Тут они резко распахнулись, но взгляд голубых глаз был веселым.

– И, должен сказать, это неплохо! – сказал он со смешком. – Да, был! Но что еще делать? Глядя на то, как ведут себя мои сестры, можно подумать, что у нас семейство методистов. Мама-то не такая, как правило. Хотя и она иногда меня бранит. А теперь, когда меня исключили из Оксфорда, станет только хуже.

– Исключили? – спросила я, не понимая, о чем он.

– Выкинули, – пояснил он.

И улыбнулся мне. Его белые зубы были ровными и прямыми.

– Я бездельничал – но это их не заботило – и, кроме того, немножко порезвился. Думаю, судьбу мою решила дыра в плоскодонке декана!

Я вытянулась рядом с ним, лежа на животе, чтобы видеть его быстрое подвижное лицо.

– Воск! – сказал он. – Я проделал дыру и залепил ее воском. Времени ушла уйма, да и подготовиться пришлось. И все прошло безупречно! Лодка держалась на плаву, пока он не оказался на середине реки. Дивное вышло зрелище.

Он вздохнул, на губах его играла улыбка.

– Разумеется, все знали, что это я. А он не понимал шуток.

– И что ты теперь станешь делать? – спросила я.

Лорд Перегрин слегка нахмурился.

– Что у нас сейчас? – рассеянно спросил он. – Еще ведь не июль?

– Нет, – ответила я. – Скоро май.

Его лицо тут же прояснилось.

– А, ну тогда, – сказал он, – поеду в Лондон на окончание сезона, если мама даст немного денег, чтобы продержаться до июня. Потом проведу лето здесь и в Брайтоне, буду ездить по гостям. В августе отправлюсь пострелять в Шотландию, каждый год езжу, а потом в Лестершир – травить лис. Все в таком духе.
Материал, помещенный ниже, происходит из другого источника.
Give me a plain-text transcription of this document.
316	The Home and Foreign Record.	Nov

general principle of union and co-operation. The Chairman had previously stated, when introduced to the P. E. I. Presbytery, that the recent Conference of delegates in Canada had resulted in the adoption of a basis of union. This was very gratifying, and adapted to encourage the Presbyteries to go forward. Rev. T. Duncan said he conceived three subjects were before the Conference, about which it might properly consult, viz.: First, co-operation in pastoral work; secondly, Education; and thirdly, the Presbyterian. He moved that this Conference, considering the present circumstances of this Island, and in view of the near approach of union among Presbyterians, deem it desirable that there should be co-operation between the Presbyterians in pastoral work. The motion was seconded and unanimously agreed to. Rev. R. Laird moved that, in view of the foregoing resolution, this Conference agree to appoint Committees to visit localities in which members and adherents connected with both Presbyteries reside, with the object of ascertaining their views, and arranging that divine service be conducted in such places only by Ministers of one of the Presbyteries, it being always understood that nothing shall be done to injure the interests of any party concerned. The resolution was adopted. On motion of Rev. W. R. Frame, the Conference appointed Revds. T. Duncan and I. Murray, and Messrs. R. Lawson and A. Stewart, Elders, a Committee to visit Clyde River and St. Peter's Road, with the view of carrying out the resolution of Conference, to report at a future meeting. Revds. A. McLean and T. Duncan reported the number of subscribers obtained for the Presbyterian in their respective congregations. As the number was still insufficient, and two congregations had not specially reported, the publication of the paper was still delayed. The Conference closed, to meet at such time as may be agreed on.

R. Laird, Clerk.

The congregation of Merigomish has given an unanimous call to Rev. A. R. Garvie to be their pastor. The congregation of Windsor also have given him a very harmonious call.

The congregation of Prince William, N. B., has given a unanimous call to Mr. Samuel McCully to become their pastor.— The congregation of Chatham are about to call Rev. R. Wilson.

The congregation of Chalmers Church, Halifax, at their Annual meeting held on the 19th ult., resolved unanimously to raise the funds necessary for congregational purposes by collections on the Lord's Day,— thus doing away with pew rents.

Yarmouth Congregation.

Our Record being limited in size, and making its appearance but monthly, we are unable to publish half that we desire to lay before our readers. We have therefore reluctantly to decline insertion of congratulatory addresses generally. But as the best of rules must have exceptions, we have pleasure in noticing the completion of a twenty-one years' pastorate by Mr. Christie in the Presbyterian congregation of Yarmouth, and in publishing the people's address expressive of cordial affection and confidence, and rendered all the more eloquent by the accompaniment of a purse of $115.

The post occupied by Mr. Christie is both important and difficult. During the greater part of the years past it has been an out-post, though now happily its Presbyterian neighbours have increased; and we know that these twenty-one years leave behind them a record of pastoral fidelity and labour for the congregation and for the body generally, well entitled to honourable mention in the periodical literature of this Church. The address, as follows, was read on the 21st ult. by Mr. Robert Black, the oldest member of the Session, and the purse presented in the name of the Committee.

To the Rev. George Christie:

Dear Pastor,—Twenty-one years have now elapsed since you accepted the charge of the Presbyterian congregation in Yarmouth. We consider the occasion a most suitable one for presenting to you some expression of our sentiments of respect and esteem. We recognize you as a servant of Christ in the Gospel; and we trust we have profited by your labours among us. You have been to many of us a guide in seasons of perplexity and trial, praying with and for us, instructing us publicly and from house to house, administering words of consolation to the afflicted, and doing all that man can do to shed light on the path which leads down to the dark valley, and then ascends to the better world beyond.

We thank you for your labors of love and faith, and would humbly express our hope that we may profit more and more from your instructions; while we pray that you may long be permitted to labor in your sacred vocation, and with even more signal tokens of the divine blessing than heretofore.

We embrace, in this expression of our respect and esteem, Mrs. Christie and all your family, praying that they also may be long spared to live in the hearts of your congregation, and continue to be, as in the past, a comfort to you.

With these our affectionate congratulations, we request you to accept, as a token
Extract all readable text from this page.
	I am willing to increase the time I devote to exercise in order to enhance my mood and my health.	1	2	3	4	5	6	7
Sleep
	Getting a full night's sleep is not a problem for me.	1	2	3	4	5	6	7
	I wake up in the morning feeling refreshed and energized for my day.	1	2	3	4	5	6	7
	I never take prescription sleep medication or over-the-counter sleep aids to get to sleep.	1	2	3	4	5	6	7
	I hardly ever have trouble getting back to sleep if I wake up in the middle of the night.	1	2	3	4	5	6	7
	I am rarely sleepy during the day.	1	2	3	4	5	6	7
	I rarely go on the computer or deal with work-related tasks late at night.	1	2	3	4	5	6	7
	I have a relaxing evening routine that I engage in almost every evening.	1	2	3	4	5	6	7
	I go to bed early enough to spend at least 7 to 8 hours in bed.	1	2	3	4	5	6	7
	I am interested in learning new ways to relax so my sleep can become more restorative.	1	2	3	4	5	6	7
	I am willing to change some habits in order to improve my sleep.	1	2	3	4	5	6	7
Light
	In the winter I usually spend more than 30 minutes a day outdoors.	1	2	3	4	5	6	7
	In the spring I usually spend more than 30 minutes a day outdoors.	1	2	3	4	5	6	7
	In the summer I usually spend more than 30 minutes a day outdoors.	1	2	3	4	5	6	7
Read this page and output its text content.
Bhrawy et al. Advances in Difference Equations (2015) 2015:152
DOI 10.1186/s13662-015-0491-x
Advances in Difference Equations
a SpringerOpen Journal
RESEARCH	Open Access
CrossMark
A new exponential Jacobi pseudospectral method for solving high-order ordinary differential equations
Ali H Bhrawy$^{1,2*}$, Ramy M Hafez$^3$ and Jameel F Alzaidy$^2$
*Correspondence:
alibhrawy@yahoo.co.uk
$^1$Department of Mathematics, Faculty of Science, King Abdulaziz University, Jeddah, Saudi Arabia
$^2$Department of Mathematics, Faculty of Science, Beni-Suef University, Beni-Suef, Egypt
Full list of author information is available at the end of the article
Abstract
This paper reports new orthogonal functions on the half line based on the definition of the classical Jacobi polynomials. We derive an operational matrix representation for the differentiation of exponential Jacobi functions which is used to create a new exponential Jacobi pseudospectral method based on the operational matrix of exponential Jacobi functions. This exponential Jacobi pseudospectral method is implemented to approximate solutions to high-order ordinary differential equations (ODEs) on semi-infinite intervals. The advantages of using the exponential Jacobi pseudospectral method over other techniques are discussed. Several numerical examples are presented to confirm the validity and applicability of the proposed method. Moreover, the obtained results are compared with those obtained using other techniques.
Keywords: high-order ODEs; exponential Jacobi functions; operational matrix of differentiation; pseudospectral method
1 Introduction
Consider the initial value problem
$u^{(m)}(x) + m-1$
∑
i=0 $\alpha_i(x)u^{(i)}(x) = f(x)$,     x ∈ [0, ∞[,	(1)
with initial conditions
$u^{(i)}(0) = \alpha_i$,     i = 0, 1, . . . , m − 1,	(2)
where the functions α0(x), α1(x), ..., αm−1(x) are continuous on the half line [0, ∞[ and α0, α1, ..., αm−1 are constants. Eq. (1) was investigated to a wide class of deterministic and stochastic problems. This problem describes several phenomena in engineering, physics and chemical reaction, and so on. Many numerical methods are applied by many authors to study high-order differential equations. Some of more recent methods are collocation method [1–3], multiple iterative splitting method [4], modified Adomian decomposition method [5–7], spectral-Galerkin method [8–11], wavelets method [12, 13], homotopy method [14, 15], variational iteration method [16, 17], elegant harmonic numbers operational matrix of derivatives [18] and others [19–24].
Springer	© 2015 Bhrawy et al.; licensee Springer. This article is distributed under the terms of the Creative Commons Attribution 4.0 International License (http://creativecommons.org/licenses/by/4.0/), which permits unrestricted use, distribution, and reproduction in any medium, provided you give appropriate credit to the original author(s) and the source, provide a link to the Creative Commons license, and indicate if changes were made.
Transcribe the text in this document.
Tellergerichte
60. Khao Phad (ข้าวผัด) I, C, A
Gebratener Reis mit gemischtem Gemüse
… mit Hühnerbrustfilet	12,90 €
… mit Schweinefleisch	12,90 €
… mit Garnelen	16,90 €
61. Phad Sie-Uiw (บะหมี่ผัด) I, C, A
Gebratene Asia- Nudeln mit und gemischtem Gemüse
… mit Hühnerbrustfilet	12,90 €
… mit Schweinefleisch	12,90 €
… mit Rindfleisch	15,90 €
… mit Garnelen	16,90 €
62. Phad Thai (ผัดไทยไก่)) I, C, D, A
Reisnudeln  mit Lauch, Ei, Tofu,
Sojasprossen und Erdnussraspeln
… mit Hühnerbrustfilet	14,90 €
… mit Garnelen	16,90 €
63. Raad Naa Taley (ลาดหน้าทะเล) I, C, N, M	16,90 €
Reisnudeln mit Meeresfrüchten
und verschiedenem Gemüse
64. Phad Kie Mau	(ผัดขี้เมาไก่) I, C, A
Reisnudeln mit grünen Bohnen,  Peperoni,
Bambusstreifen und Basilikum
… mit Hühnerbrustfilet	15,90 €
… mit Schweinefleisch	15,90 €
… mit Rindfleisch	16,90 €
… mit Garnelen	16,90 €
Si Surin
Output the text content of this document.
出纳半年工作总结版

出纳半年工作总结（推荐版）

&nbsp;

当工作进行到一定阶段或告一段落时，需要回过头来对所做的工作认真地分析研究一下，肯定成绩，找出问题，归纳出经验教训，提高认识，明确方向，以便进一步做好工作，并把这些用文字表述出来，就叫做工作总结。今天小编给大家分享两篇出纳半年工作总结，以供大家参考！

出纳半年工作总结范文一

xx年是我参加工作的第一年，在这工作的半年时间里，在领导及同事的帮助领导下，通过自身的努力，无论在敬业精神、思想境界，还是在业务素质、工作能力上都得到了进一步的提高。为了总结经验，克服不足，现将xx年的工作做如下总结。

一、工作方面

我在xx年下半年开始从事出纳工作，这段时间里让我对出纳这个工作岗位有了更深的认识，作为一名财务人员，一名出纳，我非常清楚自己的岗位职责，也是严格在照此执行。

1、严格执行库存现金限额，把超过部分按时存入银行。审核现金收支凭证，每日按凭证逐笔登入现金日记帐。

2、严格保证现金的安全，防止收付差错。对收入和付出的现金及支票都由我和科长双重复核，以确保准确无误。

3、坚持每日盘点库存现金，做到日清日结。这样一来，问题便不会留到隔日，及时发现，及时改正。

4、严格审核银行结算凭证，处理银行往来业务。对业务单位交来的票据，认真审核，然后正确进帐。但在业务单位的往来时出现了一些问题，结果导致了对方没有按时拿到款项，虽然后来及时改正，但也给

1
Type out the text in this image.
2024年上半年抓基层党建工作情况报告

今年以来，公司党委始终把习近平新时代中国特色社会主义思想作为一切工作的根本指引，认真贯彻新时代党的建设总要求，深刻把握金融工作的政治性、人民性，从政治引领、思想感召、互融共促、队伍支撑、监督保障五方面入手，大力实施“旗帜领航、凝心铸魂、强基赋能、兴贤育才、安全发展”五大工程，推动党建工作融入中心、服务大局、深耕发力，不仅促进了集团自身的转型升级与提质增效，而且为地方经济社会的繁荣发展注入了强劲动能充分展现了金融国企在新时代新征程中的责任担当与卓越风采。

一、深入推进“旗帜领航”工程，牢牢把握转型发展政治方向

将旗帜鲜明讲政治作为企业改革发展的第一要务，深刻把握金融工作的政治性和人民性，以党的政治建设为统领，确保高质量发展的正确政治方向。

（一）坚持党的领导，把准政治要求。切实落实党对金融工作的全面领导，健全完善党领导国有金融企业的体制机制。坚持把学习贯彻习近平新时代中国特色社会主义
Я и не знала, что господа перемещаются в зависимости от сезона, так же, как кочевые. Только почтенные середняки, вроде фермеров-йоменов, как Уилл Тайяк, или городских, как Джеймс Фортескью, сидели на одном месте и могли сказать, чем будут заниматься год за годом, независимо от сезона.

– Вроде звучит весело, – осторожно сказала я.

Лордл Перегрин закрыл улыбающиеся глаза.

– Так и есть, – удовлетворенно произнес он. – Будь у меня в карманах побольше денег, я бы жил как в раю. А если мне не придется возвращаться в сентябре в университет, я и так буду в раю.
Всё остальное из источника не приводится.